The e-cigarette industry was quick to strike back Friday against the retailer's decision. "The fact that Walmart is reducing access for adult smokers to regulated vapor products while continuing to sell combustible cigarettes is irresponsible," Tony Abboud, executive director of the Vapor Technology Association, said in a statement.

Earlier Friday, U.S. senators, including Dick Durbin, D-Ill., and Lisa Murkowski, R-Alaska, urged the Food and Drug Administration to "immediately remove" all cartridge-based e-cigarettes from the market.

"Make no mistake: none of the e-cigarettes, including cartridge based e-cigarettes, currently on the market have gone through the FDA approval process," they wrote in a letter to federal regulators. "They are hooking our children on nicotine at alarming rates."

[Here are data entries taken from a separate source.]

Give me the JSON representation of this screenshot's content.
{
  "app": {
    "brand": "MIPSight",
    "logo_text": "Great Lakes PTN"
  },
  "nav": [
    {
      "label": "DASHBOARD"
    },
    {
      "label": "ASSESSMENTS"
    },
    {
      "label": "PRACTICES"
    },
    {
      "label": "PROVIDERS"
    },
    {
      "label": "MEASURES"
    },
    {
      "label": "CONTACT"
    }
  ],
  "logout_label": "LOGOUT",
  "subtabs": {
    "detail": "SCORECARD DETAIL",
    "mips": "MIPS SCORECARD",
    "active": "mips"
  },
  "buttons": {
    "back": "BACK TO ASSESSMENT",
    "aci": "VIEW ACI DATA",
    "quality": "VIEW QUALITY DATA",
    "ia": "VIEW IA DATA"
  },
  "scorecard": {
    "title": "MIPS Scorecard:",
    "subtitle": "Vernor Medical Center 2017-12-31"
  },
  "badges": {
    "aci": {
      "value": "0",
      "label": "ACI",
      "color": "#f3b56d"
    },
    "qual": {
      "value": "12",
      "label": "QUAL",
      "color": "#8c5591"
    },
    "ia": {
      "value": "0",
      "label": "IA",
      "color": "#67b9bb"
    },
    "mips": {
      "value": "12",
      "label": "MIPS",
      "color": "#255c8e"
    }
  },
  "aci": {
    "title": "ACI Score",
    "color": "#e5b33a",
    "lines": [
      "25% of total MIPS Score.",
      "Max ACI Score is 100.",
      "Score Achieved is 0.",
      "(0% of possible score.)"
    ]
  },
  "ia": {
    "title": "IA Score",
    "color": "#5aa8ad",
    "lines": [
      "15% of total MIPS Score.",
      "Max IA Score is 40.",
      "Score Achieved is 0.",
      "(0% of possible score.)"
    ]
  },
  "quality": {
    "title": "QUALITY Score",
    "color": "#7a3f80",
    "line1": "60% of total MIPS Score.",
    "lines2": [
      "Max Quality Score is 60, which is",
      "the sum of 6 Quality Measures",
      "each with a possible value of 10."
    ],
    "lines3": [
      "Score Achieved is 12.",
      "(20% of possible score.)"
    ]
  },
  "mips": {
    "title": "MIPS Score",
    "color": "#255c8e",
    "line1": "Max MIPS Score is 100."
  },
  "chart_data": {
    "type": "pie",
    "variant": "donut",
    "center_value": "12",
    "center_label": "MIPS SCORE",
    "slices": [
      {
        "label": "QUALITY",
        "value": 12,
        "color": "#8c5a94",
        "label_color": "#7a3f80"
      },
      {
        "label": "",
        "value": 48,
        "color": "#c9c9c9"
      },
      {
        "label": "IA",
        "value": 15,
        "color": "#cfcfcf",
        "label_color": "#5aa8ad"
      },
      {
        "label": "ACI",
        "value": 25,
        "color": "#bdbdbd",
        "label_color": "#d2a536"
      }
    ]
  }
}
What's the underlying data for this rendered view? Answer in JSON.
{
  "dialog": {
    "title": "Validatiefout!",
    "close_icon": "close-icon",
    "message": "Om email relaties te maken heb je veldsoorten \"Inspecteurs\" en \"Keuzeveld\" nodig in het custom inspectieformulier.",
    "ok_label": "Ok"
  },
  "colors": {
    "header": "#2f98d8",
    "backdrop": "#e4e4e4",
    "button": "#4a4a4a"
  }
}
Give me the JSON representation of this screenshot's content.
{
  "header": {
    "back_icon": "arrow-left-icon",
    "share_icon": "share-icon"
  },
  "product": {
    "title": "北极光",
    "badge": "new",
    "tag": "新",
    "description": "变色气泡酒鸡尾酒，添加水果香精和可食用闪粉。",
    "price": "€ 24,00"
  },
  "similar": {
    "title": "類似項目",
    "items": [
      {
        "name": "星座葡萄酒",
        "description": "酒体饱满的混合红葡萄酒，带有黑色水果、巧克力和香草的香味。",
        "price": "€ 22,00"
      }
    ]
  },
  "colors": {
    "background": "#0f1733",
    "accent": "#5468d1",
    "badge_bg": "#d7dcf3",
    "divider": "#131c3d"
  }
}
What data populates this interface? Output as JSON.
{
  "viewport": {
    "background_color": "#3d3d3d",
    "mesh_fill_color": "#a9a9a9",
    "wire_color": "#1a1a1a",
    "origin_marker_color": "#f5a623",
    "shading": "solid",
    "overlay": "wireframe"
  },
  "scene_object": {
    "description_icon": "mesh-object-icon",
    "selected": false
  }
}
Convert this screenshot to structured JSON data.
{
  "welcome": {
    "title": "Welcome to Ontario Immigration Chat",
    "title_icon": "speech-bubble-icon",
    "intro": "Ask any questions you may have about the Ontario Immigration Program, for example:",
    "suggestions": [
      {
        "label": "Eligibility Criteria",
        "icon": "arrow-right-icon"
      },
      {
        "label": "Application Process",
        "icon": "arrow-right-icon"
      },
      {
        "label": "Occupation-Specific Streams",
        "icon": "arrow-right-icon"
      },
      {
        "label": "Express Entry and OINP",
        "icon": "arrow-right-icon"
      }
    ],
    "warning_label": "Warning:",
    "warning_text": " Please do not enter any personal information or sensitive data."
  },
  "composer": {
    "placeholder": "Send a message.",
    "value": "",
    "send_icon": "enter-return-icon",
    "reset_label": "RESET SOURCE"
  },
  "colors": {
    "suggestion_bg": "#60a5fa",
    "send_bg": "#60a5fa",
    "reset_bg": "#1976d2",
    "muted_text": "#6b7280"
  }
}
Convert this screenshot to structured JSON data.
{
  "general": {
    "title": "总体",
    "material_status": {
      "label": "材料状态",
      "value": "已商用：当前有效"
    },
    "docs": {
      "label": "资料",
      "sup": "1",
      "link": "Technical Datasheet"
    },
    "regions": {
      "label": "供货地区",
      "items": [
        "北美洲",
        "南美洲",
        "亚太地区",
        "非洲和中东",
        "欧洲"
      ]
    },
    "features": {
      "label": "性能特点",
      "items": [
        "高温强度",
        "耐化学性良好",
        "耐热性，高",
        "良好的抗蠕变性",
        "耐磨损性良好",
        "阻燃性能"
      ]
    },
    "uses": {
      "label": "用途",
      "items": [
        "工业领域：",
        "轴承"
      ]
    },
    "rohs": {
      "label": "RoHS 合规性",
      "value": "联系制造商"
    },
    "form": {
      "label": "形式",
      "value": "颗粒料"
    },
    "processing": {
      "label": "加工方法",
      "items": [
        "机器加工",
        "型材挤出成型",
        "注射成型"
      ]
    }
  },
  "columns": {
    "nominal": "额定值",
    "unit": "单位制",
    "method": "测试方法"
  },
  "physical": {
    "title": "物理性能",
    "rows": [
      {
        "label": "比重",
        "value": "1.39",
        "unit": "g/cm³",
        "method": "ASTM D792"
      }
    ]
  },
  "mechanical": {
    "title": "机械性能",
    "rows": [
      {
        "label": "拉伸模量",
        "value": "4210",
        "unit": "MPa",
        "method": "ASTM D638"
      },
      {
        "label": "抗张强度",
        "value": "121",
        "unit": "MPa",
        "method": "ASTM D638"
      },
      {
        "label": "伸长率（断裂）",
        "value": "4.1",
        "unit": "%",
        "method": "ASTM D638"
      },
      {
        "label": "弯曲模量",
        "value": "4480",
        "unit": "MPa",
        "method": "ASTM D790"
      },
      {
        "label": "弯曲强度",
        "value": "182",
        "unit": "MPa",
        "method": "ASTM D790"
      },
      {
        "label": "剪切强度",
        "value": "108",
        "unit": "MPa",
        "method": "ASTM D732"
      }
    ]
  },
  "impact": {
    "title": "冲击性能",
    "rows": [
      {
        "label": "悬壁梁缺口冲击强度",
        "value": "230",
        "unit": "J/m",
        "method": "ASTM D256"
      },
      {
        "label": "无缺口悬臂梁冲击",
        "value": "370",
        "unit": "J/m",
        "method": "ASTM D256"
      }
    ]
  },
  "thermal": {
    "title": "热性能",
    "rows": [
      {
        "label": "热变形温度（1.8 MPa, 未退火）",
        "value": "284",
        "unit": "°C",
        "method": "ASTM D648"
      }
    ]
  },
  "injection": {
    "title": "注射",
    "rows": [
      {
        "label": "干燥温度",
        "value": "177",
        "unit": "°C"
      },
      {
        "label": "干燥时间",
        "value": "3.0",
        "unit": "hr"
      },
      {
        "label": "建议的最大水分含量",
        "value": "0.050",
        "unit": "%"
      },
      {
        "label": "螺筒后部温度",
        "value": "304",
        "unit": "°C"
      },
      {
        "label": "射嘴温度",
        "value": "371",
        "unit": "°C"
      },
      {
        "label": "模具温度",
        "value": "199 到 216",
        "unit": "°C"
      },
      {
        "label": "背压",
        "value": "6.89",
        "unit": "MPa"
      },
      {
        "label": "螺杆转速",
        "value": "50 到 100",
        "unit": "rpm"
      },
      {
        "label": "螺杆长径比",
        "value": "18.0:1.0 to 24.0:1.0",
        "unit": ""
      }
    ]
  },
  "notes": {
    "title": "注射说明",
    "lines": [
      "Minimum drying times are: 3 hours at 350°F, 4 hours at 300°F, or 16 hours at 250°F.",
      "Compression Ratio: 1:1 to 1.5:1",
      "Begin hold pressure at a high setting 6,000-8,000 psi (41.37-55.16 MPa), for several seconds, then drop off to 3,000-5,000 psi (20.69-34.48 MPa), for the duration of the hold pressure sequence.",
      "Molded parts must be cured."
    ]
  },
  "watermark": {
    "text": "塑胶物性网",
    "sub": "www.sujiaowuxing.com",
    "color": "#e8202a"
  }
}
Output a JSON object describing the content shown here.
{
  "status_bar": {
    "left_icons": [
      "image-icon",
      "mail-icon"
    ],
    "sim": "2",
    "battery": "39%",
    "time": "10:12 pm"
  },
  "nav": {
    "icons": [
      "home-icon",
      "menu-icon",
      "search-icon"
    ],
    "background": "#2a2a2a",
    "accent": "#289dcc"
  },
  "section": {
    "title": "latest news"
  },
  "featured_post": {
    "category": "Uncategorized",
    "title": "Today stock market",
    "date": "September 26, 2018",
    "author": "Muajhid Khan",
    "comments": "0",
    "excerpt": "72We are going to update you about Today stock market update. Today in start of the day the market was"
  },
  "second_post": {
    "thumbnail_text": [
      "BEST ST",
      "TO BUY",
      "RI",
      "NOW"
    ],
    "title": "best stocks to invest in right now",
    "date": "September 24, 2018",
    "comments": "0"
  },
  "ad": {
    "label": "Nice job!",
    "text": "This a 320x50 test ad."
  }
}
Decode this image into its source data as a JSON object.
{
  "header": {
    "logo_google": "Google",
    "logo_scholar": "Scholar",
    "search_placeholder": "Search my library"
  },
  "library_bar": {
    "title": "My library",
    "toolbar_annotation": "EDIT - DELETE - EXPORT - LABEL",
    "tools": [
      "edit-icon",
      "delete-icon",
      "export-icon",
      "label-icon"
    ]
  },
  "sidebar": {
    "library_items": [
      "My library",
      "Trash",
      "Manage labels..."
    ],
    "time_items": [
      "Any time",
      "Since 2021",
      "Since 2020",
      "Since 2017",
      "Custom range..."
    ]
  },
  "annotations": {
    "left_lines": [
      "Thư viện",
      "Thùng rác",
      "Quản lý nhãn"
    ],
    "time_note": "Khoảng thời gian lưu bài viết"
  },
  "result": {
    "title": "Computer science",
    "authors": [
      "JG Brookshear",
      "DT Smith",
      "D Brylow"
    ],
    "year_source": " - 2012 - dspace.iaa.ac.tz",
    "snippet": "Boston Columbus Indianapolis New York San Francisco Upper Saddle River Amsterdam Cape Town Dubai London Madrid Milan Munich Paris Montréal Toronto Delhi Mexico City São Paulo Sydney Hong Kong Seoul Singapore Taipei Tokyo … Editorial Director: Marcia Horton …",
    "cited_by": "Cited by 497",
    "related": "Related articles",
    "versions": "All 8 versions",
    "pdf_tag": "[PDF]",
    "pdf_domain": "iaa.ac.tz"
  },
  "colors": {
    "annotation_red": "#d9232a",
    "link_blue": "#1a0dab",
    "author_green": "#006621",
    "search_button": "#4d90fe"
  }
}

Walmart is not the first retailer to stop selling e-cigarettes. Rite Aid, one of the country's biggest pharmacy chains, said in April that it would stop selling e-cigarettes and other vaping products over concerns that they were fueling tobacco use among middle and high school students across the United States.

Information for this article was contributed by Serenah McKay of the Arkansas Democrat-Gazette, by Anne D'Innocenzio of The Associated Press, by Abha Bhattarai of The Washington Post and by David Yaffe-Bellany of The New York Times.